# New PHRF racers



## dmurcott (Apr 27, 2001)

I was at my club on Wednesday night after the first race of the season and talking to a professional skipper of a J120. I asked what he would recommend as a good PHRF racer for Long Island Sound for $50,000 and he said to bump it up to $80,000 and get an Express 37, but for $50,000 the Soverel 33. Both boats are from the mid-eighties.

I don't have the money for either, but it got me thinking, and here is my question to you:

What boat that is being produced now will be the boat recommended as a good racer in 20 years? Obviously, PHRF probably won't last another 20 years, so this is an academic discussion. But I can't be the only person thinking about this.

Thanks for feeding my interest.


----------



## paulk (Jun 2, 2000)

You may be wrong about PHRF lasting another 20 years. Finding boats built now that will still be around in 20 years is another issue. What you're looking for is a well built vessel that also sails nicely. Maybe the new NYYC 40'(+or- ) boat will fit the bill.

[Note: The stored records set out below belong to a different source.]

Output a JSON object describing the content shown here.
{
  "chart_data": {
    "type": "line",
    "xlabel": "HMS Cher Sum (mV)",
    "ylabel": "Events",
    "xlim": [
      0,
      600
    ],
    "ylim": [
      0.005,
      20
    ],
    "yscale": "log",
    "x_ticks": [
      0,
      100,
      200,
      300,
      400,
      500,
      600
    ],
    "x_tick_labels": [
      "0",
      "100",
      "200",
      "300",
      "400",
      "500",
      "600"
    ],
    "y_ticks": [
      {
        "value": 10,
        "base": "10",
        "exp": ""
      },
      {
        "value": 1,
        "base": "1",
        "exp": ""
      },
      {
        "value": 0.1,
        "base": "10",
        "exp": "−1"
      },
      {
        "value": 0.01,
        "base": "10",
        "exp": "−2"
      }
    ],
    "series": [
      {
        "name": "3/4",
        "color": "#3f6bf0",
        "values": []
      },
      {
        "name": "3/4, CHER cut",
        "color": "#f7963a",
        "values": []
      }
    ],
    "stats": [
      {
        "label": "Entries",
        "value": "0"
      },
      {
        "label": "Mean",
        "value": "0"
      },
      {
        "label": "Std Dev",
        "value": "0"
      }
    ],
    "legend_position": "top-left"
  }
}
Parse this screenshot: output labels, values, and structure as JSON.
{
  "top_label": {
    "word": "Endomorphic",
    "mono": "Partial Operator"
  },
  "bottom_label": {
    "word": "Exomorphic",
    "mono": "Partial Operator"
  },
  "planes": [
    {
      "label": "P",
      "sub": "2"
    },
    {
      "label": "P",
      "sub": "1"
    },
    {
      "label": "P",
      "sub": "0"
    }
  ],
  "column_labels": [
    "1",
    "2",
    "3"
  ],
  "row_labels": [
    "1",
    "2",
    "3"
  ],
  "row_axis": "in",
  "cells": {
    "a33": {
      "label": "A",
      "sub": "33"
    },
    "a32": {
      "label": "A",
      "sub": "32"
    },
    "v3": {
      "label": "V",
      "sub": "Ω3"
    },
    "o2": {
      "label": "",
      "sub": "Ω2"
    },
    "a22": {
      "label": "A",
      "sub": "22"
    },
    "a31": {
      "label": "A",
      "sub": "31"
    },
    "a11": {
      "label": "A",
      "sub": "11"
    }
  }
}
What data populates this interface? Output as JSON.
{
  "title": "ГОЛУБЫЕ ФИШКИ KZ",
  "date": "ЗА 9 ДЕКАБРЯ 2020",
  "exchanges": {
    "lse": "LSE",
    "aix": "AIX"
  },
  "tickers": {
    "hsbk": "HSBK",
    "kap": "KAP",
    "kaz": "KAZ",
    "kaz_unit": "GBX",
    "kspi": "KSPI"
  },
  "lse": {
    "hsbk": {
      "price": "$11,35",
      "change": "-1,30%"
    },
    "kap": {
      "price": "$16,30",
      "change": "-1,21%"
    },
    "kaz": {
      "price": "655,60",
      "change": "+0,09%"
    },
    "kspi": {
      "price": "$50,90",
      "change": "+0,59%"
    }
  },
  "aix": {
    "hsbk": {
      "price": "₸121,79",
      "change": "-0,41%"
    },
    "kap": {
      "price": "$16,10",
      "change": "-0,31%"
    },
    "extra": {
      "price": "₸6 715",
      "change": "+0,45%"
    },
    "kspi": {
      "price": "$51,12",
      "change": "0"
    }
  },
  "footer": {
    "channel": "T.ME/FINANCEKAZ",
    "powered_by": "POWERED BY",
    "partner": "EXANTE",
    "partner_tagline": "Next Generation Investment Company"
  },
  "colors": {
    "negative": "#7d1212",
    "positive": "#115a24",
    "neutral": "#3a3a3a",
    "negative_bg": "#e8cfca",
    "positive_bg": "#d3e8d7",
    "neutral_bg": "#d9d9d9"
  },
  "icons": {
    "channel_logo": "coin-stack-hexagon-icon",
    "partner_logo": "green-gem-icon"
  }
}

Or an X-yacht - if the galvanized steel frames hold up? A J/120, perhaps? Something from Tartan or C&C? There are a lot of variables, and until the 20 years come along, and the prices come down, you won't know for sure.


----------



## Jeff_H (Feb 26, 2000)

I think that there are a lot of current boats that will be good PHRF boats of the future. Phrf seems to favor boats that sail well in a wide range of conditions. I would think that boats like the Beneteau 40.7 and 36.7, C&C 99 and 115, J 105, 109 and 120, Farr 395, Cape Fear 38, Aerodyne 38 would be competative under PHRF for a long time to come. 

Jeff


----------